Professor Wei Gao has been working in the School of Civil and Environmental Engineering at the University of New South Wales (UNSW), Australia since 2008. He obtained his PhD in Mechanical Manufacturing and Automation from Xidian University, China in 2003. He worked at UNSW as a Vice-Chancellor’s postdoctoral research fellow from 2004-2007 and at University of Technology Sydney as a Chancellor’s postdoctoral research fellow from 2007-2008. Professor Gao works in challenging research areas bringing together computational mechanics, stochastic mechanics, mechanical and structural engineering. He has made profound contributions to stochastic/uncertain finite element analyses, robustly safety assessment and reliability-based optimization of structures with the intrinsic uncertainties in structural parameters and loads. He has published over 240 papers including over 130 international journal articles. His research outcomes have strong impact on the areas and have been cited frequently by researchers worldwide. The developed computational uncertainty mechanics and safety assessment framework has been further extended to solve many problems in other research areas. He is currently serving on the editorial board of Composites Part B Engineering, Applied Mathematical Modelling and Committee on Probability and Statistics in the Physical Sciences of the Bernoulli Society.
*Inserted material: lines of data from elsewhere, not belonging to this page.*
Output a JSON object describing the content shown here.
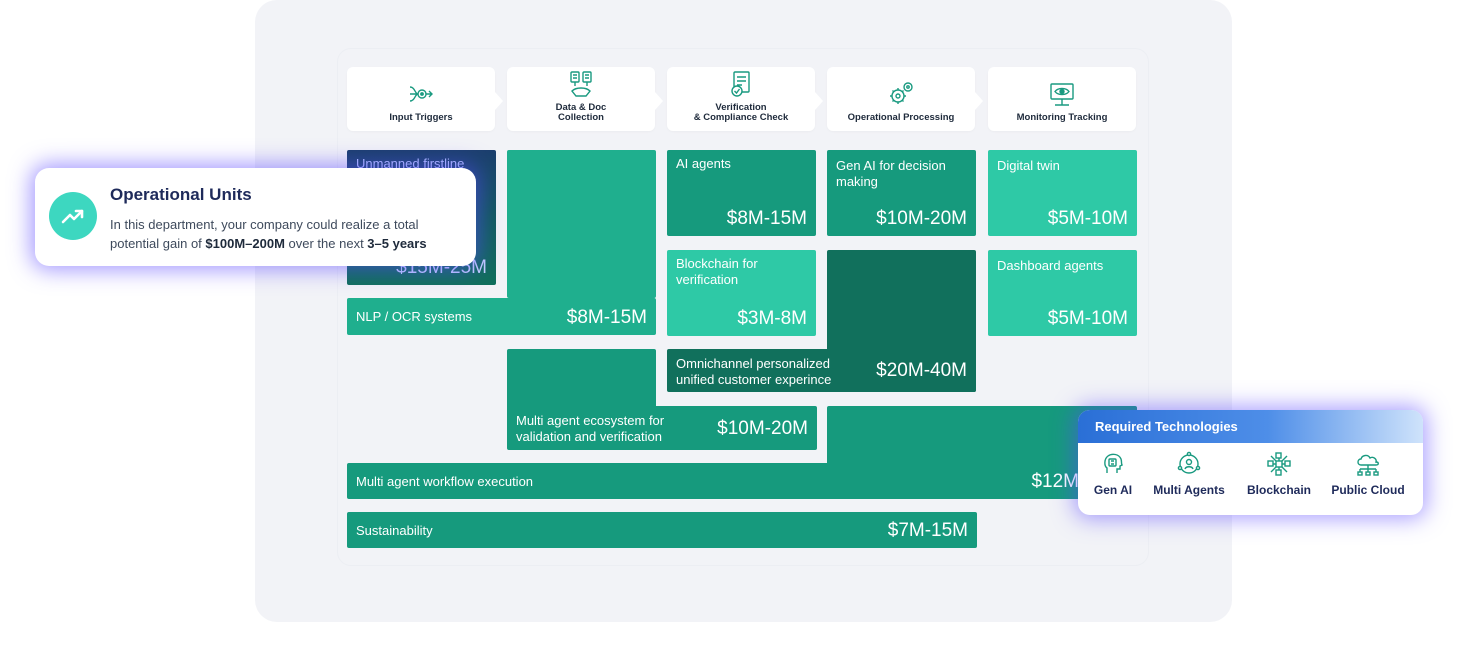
{
  "stages": [
    {
      "label": "Input Triggers",
      "icon": "input-triggers-icon"
    },
    {
      "label": "Data & Doc\nCollection",
      "icon": "data-doc-icon"
    },
    {
      "label": "Verification\n& Compliance Check",
      "icon": "verification-icon"
    },
    {
      "label": "Operational Processing",
      "icon": "gears-icon"
    },
    {
      "label": "Monitoring Tracking",
      "icon": "monitoring-icon"
    }
  ],
  "tiles": {
    "unmanned": {
      "title": "Unmanned firstline",
      "value": "$15M-25M"
    },
    "nlp": {
      "title": "NLP / OCR systems",
      "value": "$8M-15M"
    },
    "ai_agents": {
      "title": "AI agents",
      "value": "$8M-15M"
    },
    "blockchain": {
      "title": "Blockchain for verification",
      "value": "$3M-8M"
    },
    "genai": {
      "title": "Gen AI for decision making",
      "value": "$10M-20M"
    },
    "omni": {
      "title": "Omnichannel personalized unified customer experince",
      "value": "$20M-40M"
    },
    "twin": {
      "title": "Digital twin",
      "value": "$5M-10M"
    },
    "dashboard": {
      "title": "Dashboard agents",
      "value": "$5M-10M"
    },
    "multi_eco": {
      "title": "Multi agent ecosystem for validation and verification",
      "value": "$10M-20M"
    },
    "workflow": {
      "title": "Multi agent workflow execution",
      "value": "$12M"
    },
    "sustain": {
      "title": "Sustainability",
      "value": "$7M-15M"
    }
  },
  "ops_popup": {
    "title": "Operational Units",
    "text_1": "In this department, your company could realize a total potential gain of ",
    "gain": "$100M–200M",
    "text_2": " over the next ",
    "years": "3–5 years",
    "icon": "trend-up-icon"
  },
  "tech_popup": {
    "title": "Required Technologies",
    "items": [
      {
        "label": "Gen AI",
        "icon": "ai-head-icon"
      },
      {
        "label": "Multi Agents",
        "icon": "multi-agents-icon"
      },
      {
        "label": "Blockchain",
        "icon": "blockchain-icon"
      },
      {
        "label": "Public Cloud",
        "icon": "cloud-icon"
      }
    ]
  },
  "colors": {
    "accent": "#1faf8e",
    "dark": "#11705c",
    "light": "#2ec9a6",
    "glow": "#5a46ff",
    "heading": "#1e2a5a"
  }
}
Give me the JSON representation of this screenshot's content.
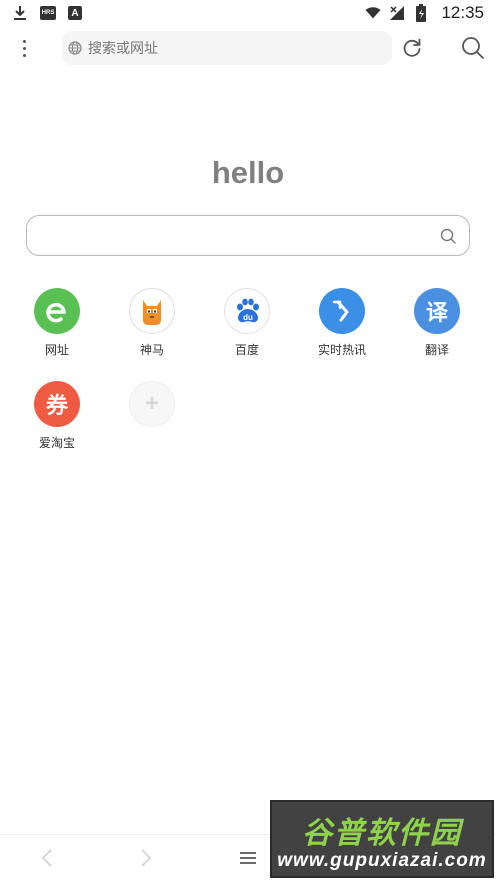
{
  "status_bar": {
    "time": "12:35",
    "left_icons": [
      "download-icon",
      "hd-badge-icon",
      "a-badge-icon"
    ],
    "hd_badge": "HRS",
    "a_badge": "A",
    "right_icons": [
      "wifi-icon",
      "signal-icon",
      "battery-icon"
    ]
  },
  "address_bar": {
    "placeholder": "搜索或网址"
  },
  "logo": {
    "text": "hello"
  },
  "main_search": {
    "placeholder": ""
  },
  "shortcuts": [
    {
      "label": "网址",
      "icon": "ie-e-icon",
      "color": "#59c153"
    },
    {
      "label": "神马",
      "icon": "alpaca-icon",
      "color": "#ffffff"
    },
    {
      "label": "百度",
      "icon": "baidu-paw-icon",
      "color": "#ffffff"
    },
    {
      "label": "实时热讯",
      "icon": "arrow-cursor-icon",
      "color": "#3b8fe6"
    },
    {
      "label": "翻译",
      "icon": "translate-icon",
      "glyph": "译",
      "color": "#4a8fe0"
    },
    {
      "label": "爱淘宝",
      "icon": "coupon-icon",
      "glyph": "券",
      "color": "#ef5a43"
    },
    {
      "label": "",
      "icon": "add-icon",
      "glyph": "+",
      "color": "#f7f7f7"
    }
  ],
  "baidu_text": "du",
  "watermark": {
    "title": "谷普软件园",
    "url": "www.gupuxiazai.com"
  }
}
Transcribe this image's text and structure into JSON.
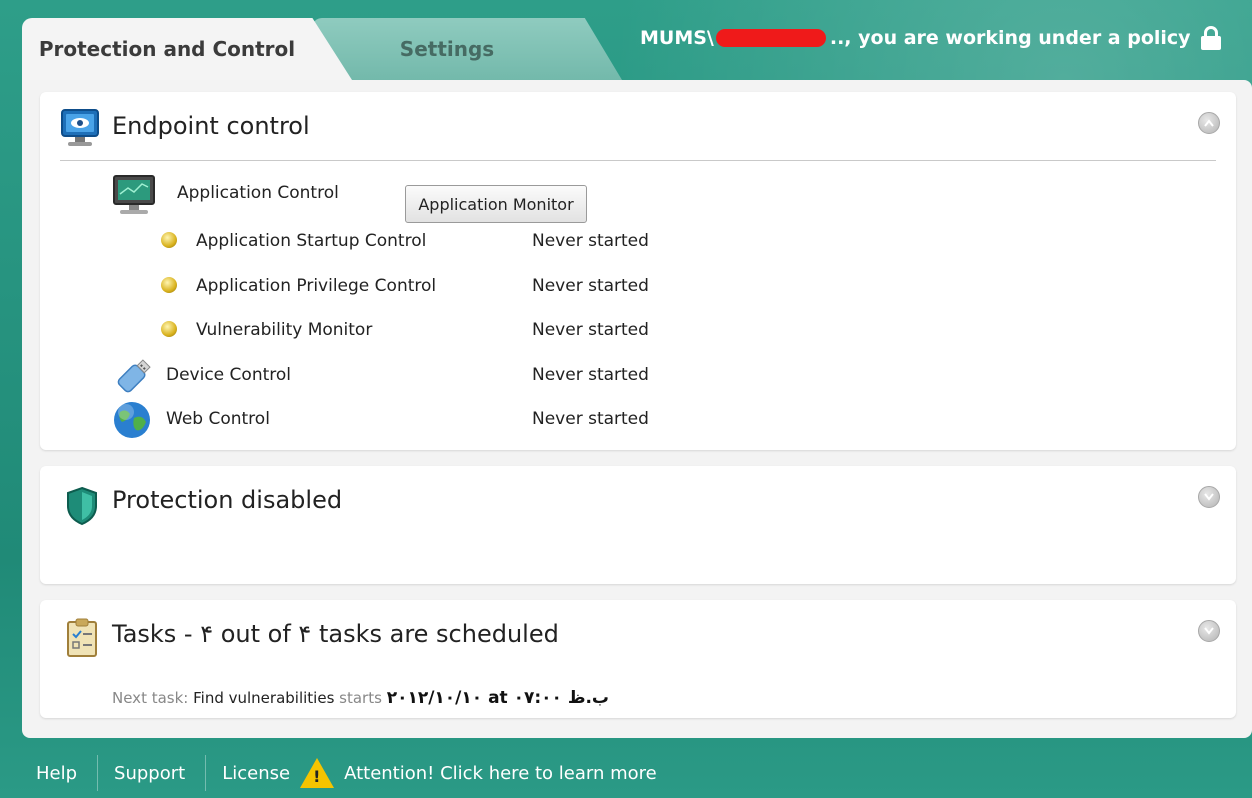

Artificial Intelligence (AI) provides wide applications in current society, including predicting, classifying, and solving both social and scientific problems. Civil Engineering (CE), as one of the most mature engineering disciplines, is covering various aspects from the design, construction to the maintenance of the built environment. Generally, CE provides ample practical scope for abilities of AI; in turn, AI improves the quality of human life and originate novel approaches to solving engineering problems. For instance, the structural response analysis and reliability assessment incorporated with AI, also named as data-driven structural analysis, directly applies the data to derive the relationship between the variables and responses, and further establishes surrogate model to reflect this mathematical relationship implicitly involving the complex constitutive relationship. Data-driven analysis method partially avoids the challenge from physics and shares the benefits of self-adaption, self-optimization, and self-correction. In this study, practically significant investigations are conducted to demonstrate the sparks ignited by the new era of civil engineering which is the integration of CE and AI.